Книга о русской дуэли
Шрифт:
Итак, соперники приехали к месту поединка. Как они должны быть одеты?
Однозначно жестких требований не существовало, но были некоторые общие правила.
На месте дуэли соперники должны появиться прилично одетыми, хотя и не обязательно при полном официальном (тем более парадном) мундире. Конечно, домашний халат или фуфайка были абсолютно немыслимы. Но и просто небрежность в одежде была бретерским вызовом противнику и неуважением к ритуалу. Поэтому становится понятным, что, например, ярость Сильвио на первом поединке начала накапливаться уже с того момента, когда его соперник явился на «поле чести» с опозданием и неглиже: «Я увидел его издали. Он шел пешком, с мундиром на сабле <…> держа фуражку,
Интересно отношение к мундиру и штатской одежде у офицеров.

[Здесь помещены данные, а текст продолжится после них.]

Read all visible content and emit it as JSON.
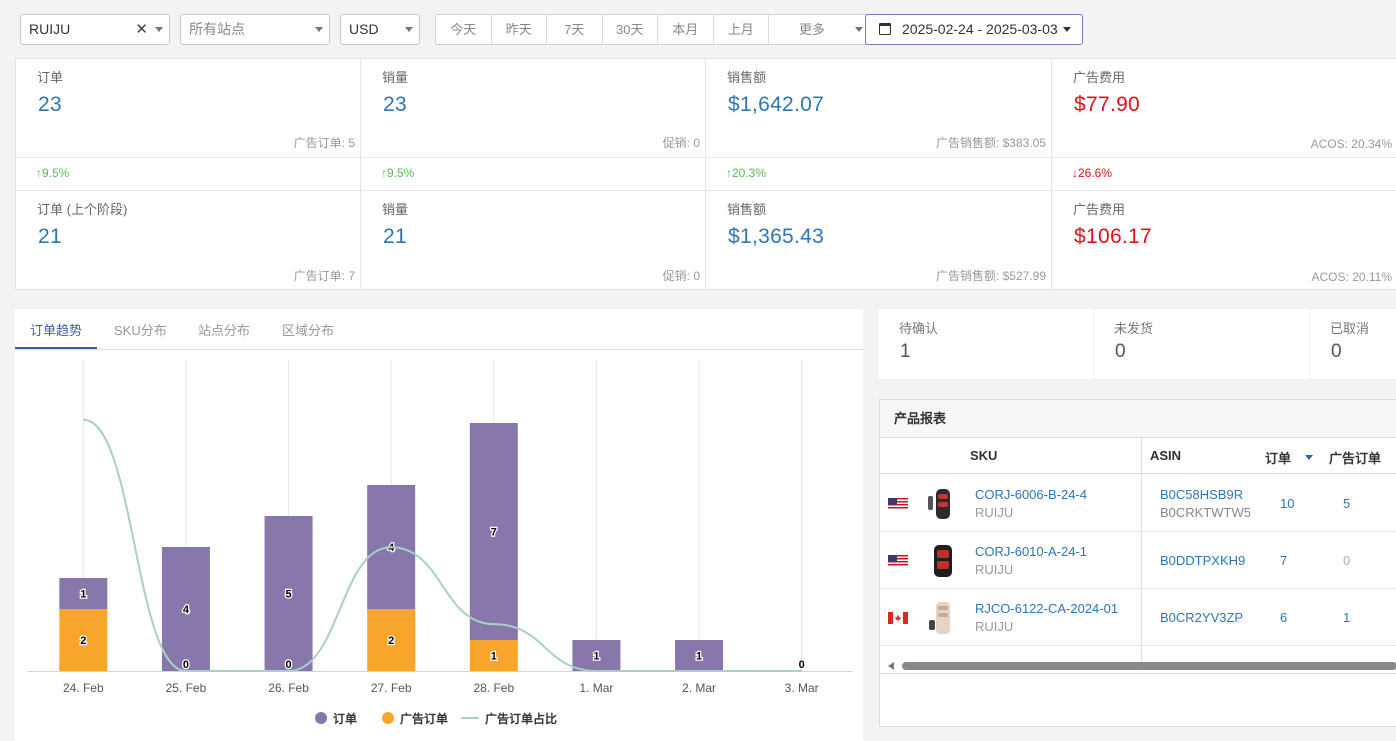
{
  "filters": {
    "store": "RUIJU",
    "store_clear": "✕",
    "site_placeholder": "所有站点",
    "currency": "USD",
    "ranges": [
      "今天",
      "昨天",
      "7天",
      "30天",
      "本月",
      "上月"
    ],
    "more": "更多",
    "date_range": "2025-02-24 - 2025-03-03"
  },
  "stats_current": [
    {
      "label": "订单",
      "value": "23",
      "sub": "广告订单: 5"
    },
    {
      "label": "销量",
      "value": "23",
      "sub": "促销: 0"
    },
    {
      "label": "销售额",
      "value": "$1,642.07",
      "sub": "广告销售额: $383.05"
    },
    {
      "label": "广告费用",
      "value": "$77.90",
      "sub": "ACOS: 20.34%"
    }
  ],
  "stats_change": [
    "↑9.5%",
    "↑9.5%",
    "↑20.3%",
    "↓26.6%"
  ],
  "stats_previous": [
    {
      "label": "订单 (上个阶段)",
      "value": "21",
      "sub": "广告订单: 7"
    },
    {
      "label": "销量",
      "value": "21",
      "sub": "促销: 0"
    },
    {
      "label": "销售额",
      "value": "$1,365.43",
      "sub": "广告销售额: $527.99"
    },
    {
      "label": "广告费用",
      "value": "$106.17",
      "sub": "ACOS: 20.11%"
    }
  ],
  "chart_tabs": [
    "订单趋势",
    "SKU分布",
    "站点分布",
    "区域分布"
  ],
  "chart_data": {
    "type": "bar",
    "stacked": true,
    "categories": [
      "24. Feb",
      "25. Feb",
      "26. Feb",
      "27. Feb",
      "28. Feb",
      "1. Mar",
      "2. Mar",
      "3. Mar"
    ],
    "series": [
      {
        "name": "订单",
        "values": [
          1,
          4,
          5,
          4,
          7,
          1,
          1,
          0
        ],
        "color": "#8877ab"
      },
      {
        "name": "广告订单",
        "values": [
          2,
          0,
          0,
          2,
          1,
          0,
          0,
          0
        ],
        "color": "#f8a52b"
      },
      {
        "name": "广告订单占比",
        "type": "line",
        "values": [
          0.67,
          0,
          0,
          0.33,
          0.125,
          0,
          0,
          0
        ],
        "color": "#aacfc6"
      }
    ],
    "grid": true,
    "legend": "bottom"
  },
  "status": [
    {
      "label": "待确认",
      "value": "1"
    },
    {
      "label": "未发货",
      "value": "0"
    },
    {
      "label": "已取消",
      "value": "0"
    }
  ],
  "report": {
    "title": "产品报表",
    "columns": [
      "SKU",
      "ASIN",
      "订单",
      "广告订单"
    ],
    "rows": [
      {
        "flag": "us-flag-icon",
        "sku": "CORJ-6006-B-24-4",
        "brand": "RUIJU",
        "asin": "B0C58HSB9R",
        "asin2": "B0CRKTWTW5",
        "orders": "10",
        "ad_orders": "5"
      },
      {
        "flag": "us-flag-icon",
        "sku": "CORJ-6010-A-24-1",
        "brand": "RUIJU",
        "asin": "B0DDTPXKH9",
        "asin2": "",
        "orders": "7",
        "ad_orders": "0"
      },
      {
        "flag": "ca-flag-icon",
        "sku": "RJCO-6122-CA-2024-01",
        "brand": "RUIJU",
        "asin": "B0CR2YV3ZP",
        "asin2": "",
        "orders": "6",
        "ad_orders": "1"
      }
    ]
  }
}
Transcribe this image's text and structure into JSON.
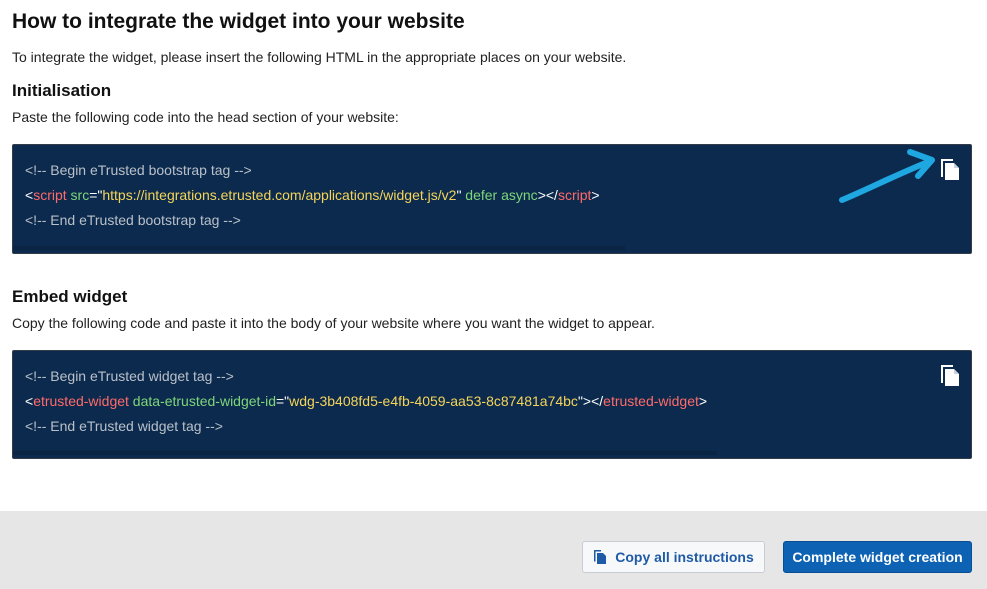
{
  "header": {
    "title": "How to integrate the widget into your website",
    "intro": "To integrate the widget, please insert the following HTML in the appropriate places on your website."
  },
  "initialisation": {
    "title": "Initialisation",
    "description": "Paste the following code into the head section of your website:",
    "code": {
      "comment_begin": "<!-- Begin eTrusted bootstrap tag -->",
      "lt": "<",
      "tag_open": "script",
      "attr_src": " src",
      "eq_quote": "=\"",
      "src_value": "https://integrations.etrusted.com/applications/widget.js/v2",
      "close_quote": "\"",
      "attrs_rest": " defer async",
      "gt_lt_slash": "></",
      "tag_close": "script",
      "gt": ">",
      "comment_end": "<!-- End eTrusted bootstrap tag -->"
    },
    "copy_icon": "copy-icon"
  },
  "embed": {
    "title": "Embed widget",
    "description": "Copy the following code and paste it into the body of your website where you want the widget to appear.",
    "code": {
      "comment_begin": "<!-- Begin eTrusted widget tag -->",
      "lt": "<",
      "tag_open": "etrusted-widget",
      "attr_id": " data-etrusted-widget-id",
      "eq_quote": "=\"",
      "id_value": "wdg-3b408fd5-e4fb-4059-aa53-8c87481a74bc",
      "close_quote": "\"",
      "gt_lt_slash": "></",
      "tag_close": "etrusted-widget",
      "gt": ">",
      "comment_end": "<!-- End eTrusted widget tag -->"
    },
    "copy_icon": "copy-icon"
  },
  "footer": {
    "copy_all_label": "Copy all instructions",
    "complete_label": "Complete widget creation"
  },
  "colors": {
    "code_background": "#0c2a4d",
    "arrow": "#1ea7e0",
    "primary_button": "#0d62b4",
    "footer_background": "#e6e6e6"
  }
}
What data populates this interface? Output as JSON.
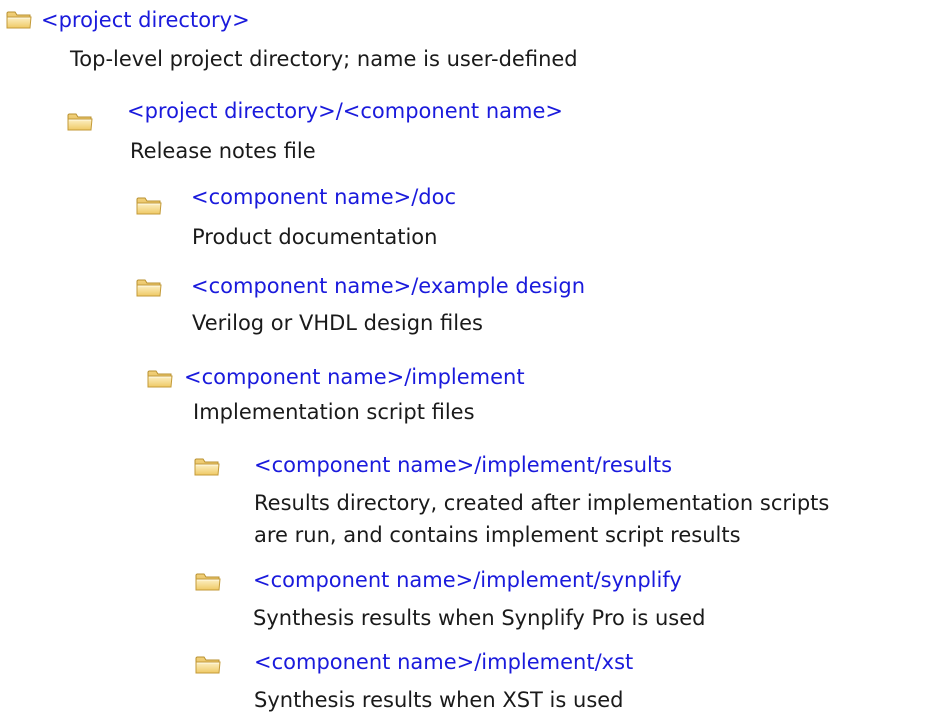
{
  "entries": [
    {
      "path": "<project directory>",
      "description": [
        "Top-level project directory; name is user-defined"
      ],
      "icon": "folder-icon"
    },
    {
      "path": "<project directory>/<component name>",
      "description": [
        "Release notes file"
      ],
      "icon": "folder-icon"
    },
    {
      "path": "<component name>/doc",
      "description": [
        "Product documentation"
      ],
      "icon": "folder-icon"
    },
    {
      "path": "<component name>/example design",
      "description": [
        "Verilog or VHDL design files"
      ],
      "icon": "folder-icon"
    },
    {
      "path": "<component name>/implement",
      "description": [
        "Implementation script files"
      ],
      "icon": "folder-icon"
    },
    {
      "path": "<component name>/implement/results",
      "description": [
        "Results directory, created after implementation scripts",
        "are run, and contains implement script results"
      ],
      "icon": "folder-icon"
    },
    {
      "path": "<component name>/implement/synplify",
      "description": [
        "Synthesis results when Synplify Pro is used"
      ],
      "icon": "folder-icon"
    },
    {
      "path": "<component name>/implement/xst",
      "description": [
        "Synthesis results when XST is used"
      ],
      "icon": "folder-icon"
    }
  ],
  "colors": {
    "link": "#1a1adc",
    "text": "#1a1a1a",
    "folder_light": "#fbe6a6",
    "folder_mid": "#f3cd6a",
    "folder_dark": "#c9a13c"
  }
}
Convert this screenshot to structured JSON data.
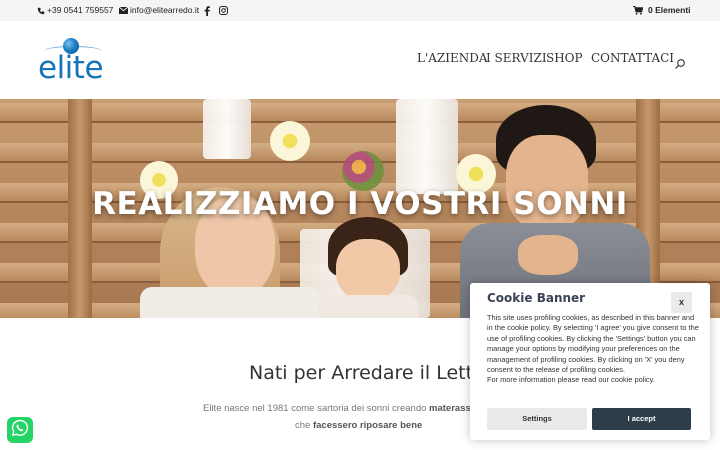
{
  "topbar": {
    "phone": "+39 0541 759557",
    "email": "info@elitearredo.it",
    "social": [
      "facebook-icon",
      "instagram-icon"
    ],
    "cart_label": "0 Elementi"
  },
  "header": {
    "logo_text": "elite",
    "nav": [
      "L'AZIENDA",
      "I SERVIZI",
      "SHOP",
      "CONTATTACI"
    ]
  },
  "hero": {
    "title": "REALIZZIAMO I VOSTRI SONNI"
  },
  "content": {
    "title": "Nati per Arredare il Letto",
    "line1_prefix": "Elite nasce nel 1981 come sartoria dei sonni creando ",
    "line1_bold": "materass",
    "line2_prefix": "che ",
    "line2_bold": "facessero riposare bene"
  },
  "cookie": {
    "title": "Cookie Banner",
    "close": "x",
    "text": "This site uses profiling cookies, as described in this banner and in the cookie policy. By selecting 'I agree' you give consent to the use of profiling cookies. By clicking the 'Settings' button you can manage your options by modifying your preferences on the management of profiling cookies. By clicking on 'X' you deny consent to the release of profiling cookies.",
    "text2": "For more information please read our cookie policy.",
    "settings_label": "Settings",
    "accept_label": "I accept"
  },
  "colors": {
    "brand": "#1774b9",
    "whatsapp": "#25d366",
    "accept_button": "#2f3d4a"
  }
}
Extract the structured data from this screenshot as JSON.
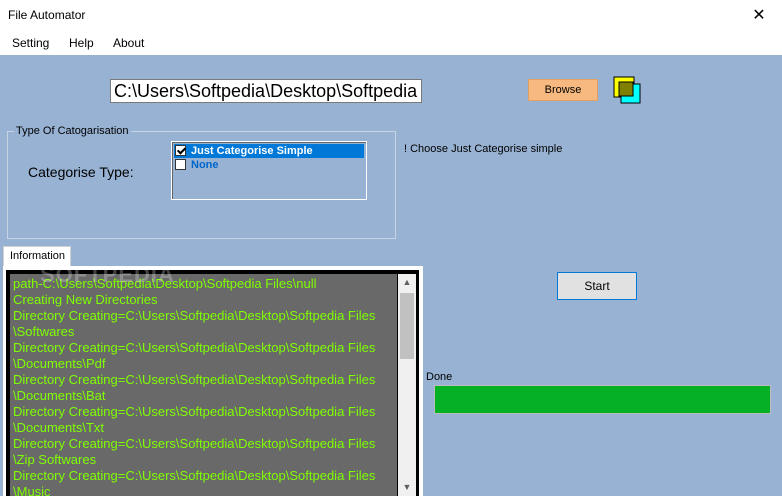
{
  "window": {
    "title": "File Automator",
    "close_glyph": "✕"
  },
  "menu": {
    "items": [
      "Setting",
      "Help",
      "About"
    ]
  },
  "path_input": {
    "value": "C:\\Users\\Softpedia\\Desktop\\Softpedia Files"
  },
  "browse": {
    "label": "Browse",
    "color": "#f7b97f"
  },
  "corner_icon": {
    "name": "color-swatch-icon",
    "colors": [
      "#ffff00",
      "#00ffff",
      "#808000"
    ]
  },
  "categorisation": {
    "group_title": "Type Of Catogarisation",
    "label": "Categorise Type:",
    "options": [
      {
        "label": "Just Categorise Simple",
        "checked": true,
        "selected": true
      },
      {
        "label": "None",
        "checked": false,
        "selected": false
      }
    ],
    "hint": "! Choose Just Categorise simple"
  },
  "information": {
    "tab_label": "Information",
    "log_lines": [
      "path-C:\\Users\\Softpedia\\Desktop\\Softpedia Files\\null",
      "Creating New Directories",
      "Directory Creating=C:\\Users\\Softpedia\\Desktop\\Softpedia Files",
      "\\Softwares",
      "Directory Creating=C:\\Users\\Softpedia\\Desktop\\Softpedia Files",
      "\\Documents\\Pdf",
      "Directory Creating=C:\\Users\\Softpedia\\Desktop\\Softpedia Files",
      "\\Documents\\Bat",
      "Directory Creating=C:\\Users\\Softpedia\\Desktop\\Softpedia Files",
      "\\Documents\\Txt",
      "Directory Creating=C:\\Users\\Softpedia\\Desktop\\Softpedia Files",
      "\\Zip Softwares",
      "Directory Creating=C:\\Users\\Softpedia\\Desktop\\Softpedia Files",
      "\\Music"
    ],
    "log_color": "#7fff00"
  },
  "start": {
    "label": "Start"
  },
  "progress": {
    "label": "Done",
    "fraction": 1.0,
    "color": "#06b025"
  },
  "watermark": "SOFTPEDIA"
}
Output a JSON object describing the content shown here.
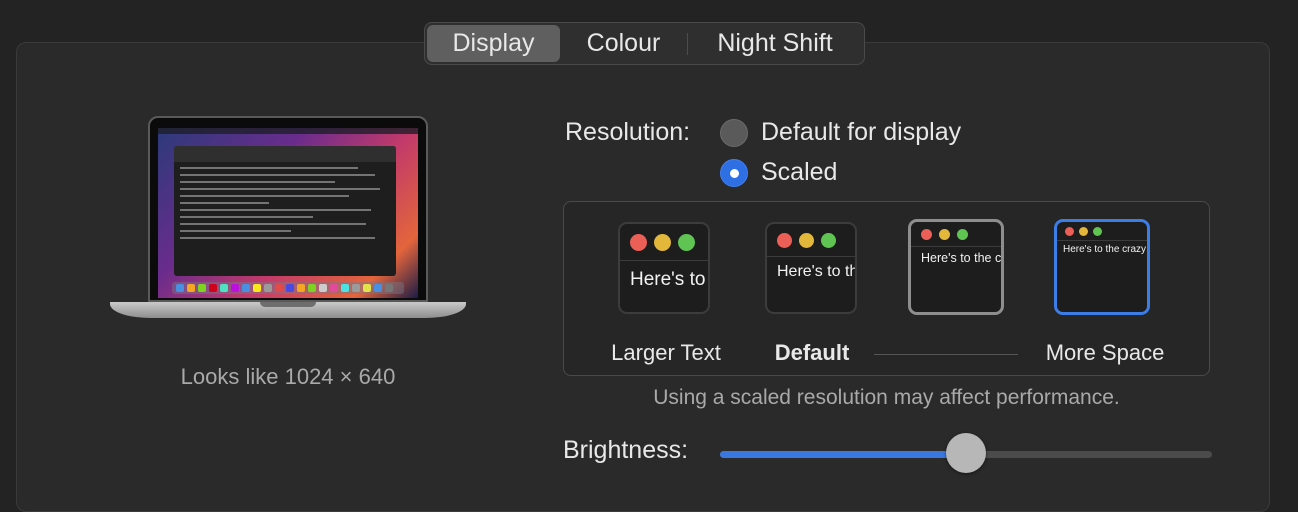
{
  "tabs": [
    {
      "label": "Display",
      "selected": true
    },
    {
      "label": "Colour",
      "selected": false
    },
    {
      "label": "Night Shift",
      "selected": false
    }
  ],
  "display_preview": {
    "looks_like": "Looks like 1024 × 640"
  },
  "resolution": {
    "label": "Resolution:",
    "options": [
      {
        "label": "Default for display",
        "selected": false
      },
      {
        "label": "Scaled",
        "selected": true
      }
    ]
  },
  "scaled_options": {
    "thumbnails": [
      {
        "preview_text": "Here's to the crazy ones, the misfits, the troublemakers",
        "selected": false
      },
      {
        "preview_text": "Here's to the crazy ones, the troublemakers, the ones who",
        "selected": false
      },
      {
        "preview_text": "Here's to the crazy ones, the troublemakers. The ones who see things differently. They're not fond of rules. And they",
        "selected": false
      },
      {
        "preview_text": "Here's to the crazy ones, the troublemakers. The ones who see things differently. They're not fond of rules. And they have no respect. You can quote them, disagree with them. About the only thing you can't do is ignore them. Because they change things.",
        "selected": true
      }
    ],
    "labels": {
      "larger": "Larger Text",
      "default": "Default",
      "more": "More Space"
    },
    "performance_note": "Using a scaled resolution may affect performance."
  },
  "brightness": {
    "label": "Brightness:",
    "value": 0.5
  },
  "colors": {
    "accent": "#3a78e0",
    "window_background": "#232323"
  }
}
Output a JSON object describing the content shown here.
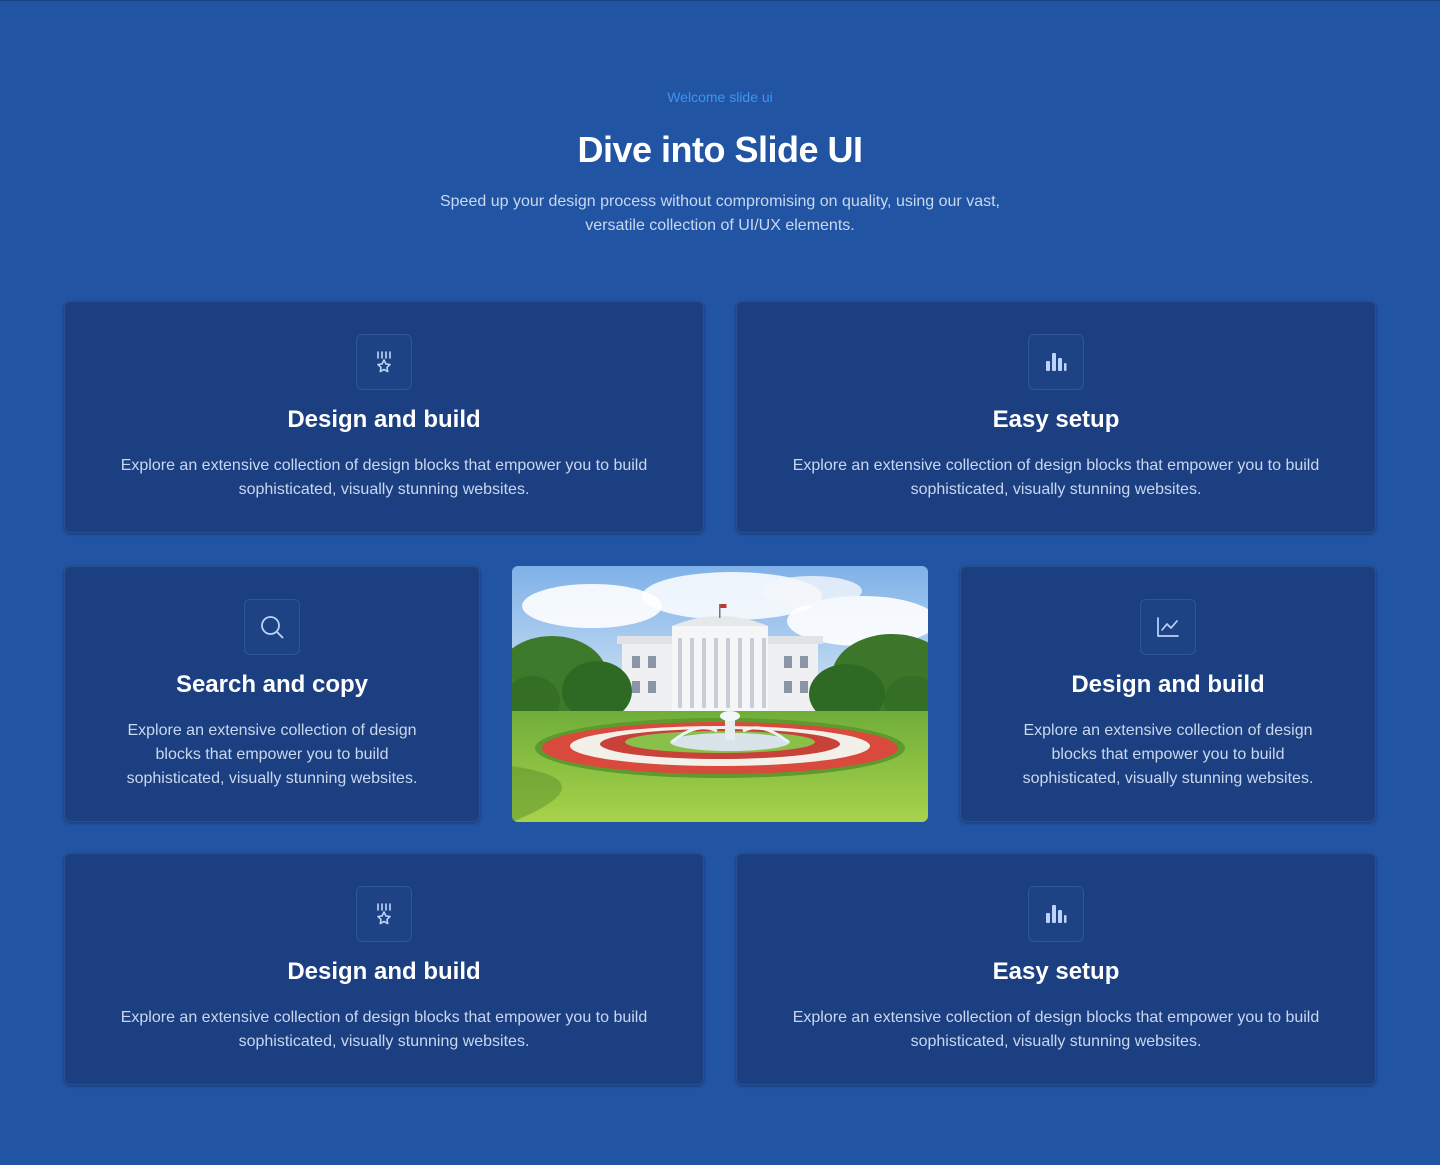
{
  "header": {
    "eyebrow": "Welcome slide ui",
    "title": "Dive into Slide UI",
    "subtitle": "Speed up your design process without compromising on quality, using our vast, versatile collection of UI/UX elements."
  },
  "colors": {
    "background": "#2254a4",
    "card": "#1b3f80",
    "accent": "#3d95f0",
    "icon": "#bcd4fb"
  },
  "cards": [
    {
      "icon": "medal-star-icon",
      "title": "Design and build",
      "description": "Explore an extensive collection of design blocks that empower you to build sophisticated, visually stunning websites."
    },
    {
      "icon": "bar-chart-icon",
      "title": "Easy setup",
      "description": "Explore an extensive collection of design blocks that empower you to build sophisticated, visually stunning websites."
    },
    {
      "icon": "search-icon",
      "title": "Search and copy",
      "description": "Explore an extensive collection of design blocks that empower you to build sophisticated, visually stunning websites."
    },
    {
      "icon": "line-chart-icon",
      "title": "Design and build",
      "description": "Explore an extensive collection of design blocks that empower you to build sophisticated, visually stunning websites."
    },
    {
      "icon": "medal-star-icon",
      "title": "Design and build",
      "description": "Explore an extensive collection of design blocks that empower you to build sophisticated, visually stunning websites."
    },
    {
      "icon": "bar-chart-icon",
      "title": "Easy setup",
      "description": "Explore an extensive collection of design blocks that empower you to build sophisticated, visually stunning websites."
    }
  ],
  "image": {
    "subject": "white-house-garden-photo"
  }
}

Было принято, что в повседневной жизни старший по званию или по должности мог позволить себе в присутствии младшего какие-то вольности в одежде, в то время как младший в присутствии старшего должен быть одет по форме. Но дуэль была фактом частной жизни, где изначально соперники должны быть равны. Иногда одежда, в которой соперники явились к месту дуэли, служила знаком отношения к поединку, к противнику и могла восприниматься очень остро. Например, когда генерал П. Д. Киселев вместе с И. Г. Бурцовым приехал в Ладыжин для поединка с генералом А. Н. Мордвиновым (мы уже рассказывали об этой дуэли; во время ссоры Мордвинов был подчиненным Киселева), «Бурцов отправился к Мордвинову, который уже дожидался их. Он застал его в полной генеральской форме, объявил о прибытии Киселева. <…> Мордвинов… спросил, как одет Киселев. „В сюртуке“, – отвечал Бурцов. – „Он и тут хочет показать себя моим начальником, – возразил Мордвинов, – не мог одеться в полную форму, как бы следовало!“» [129, с. 26].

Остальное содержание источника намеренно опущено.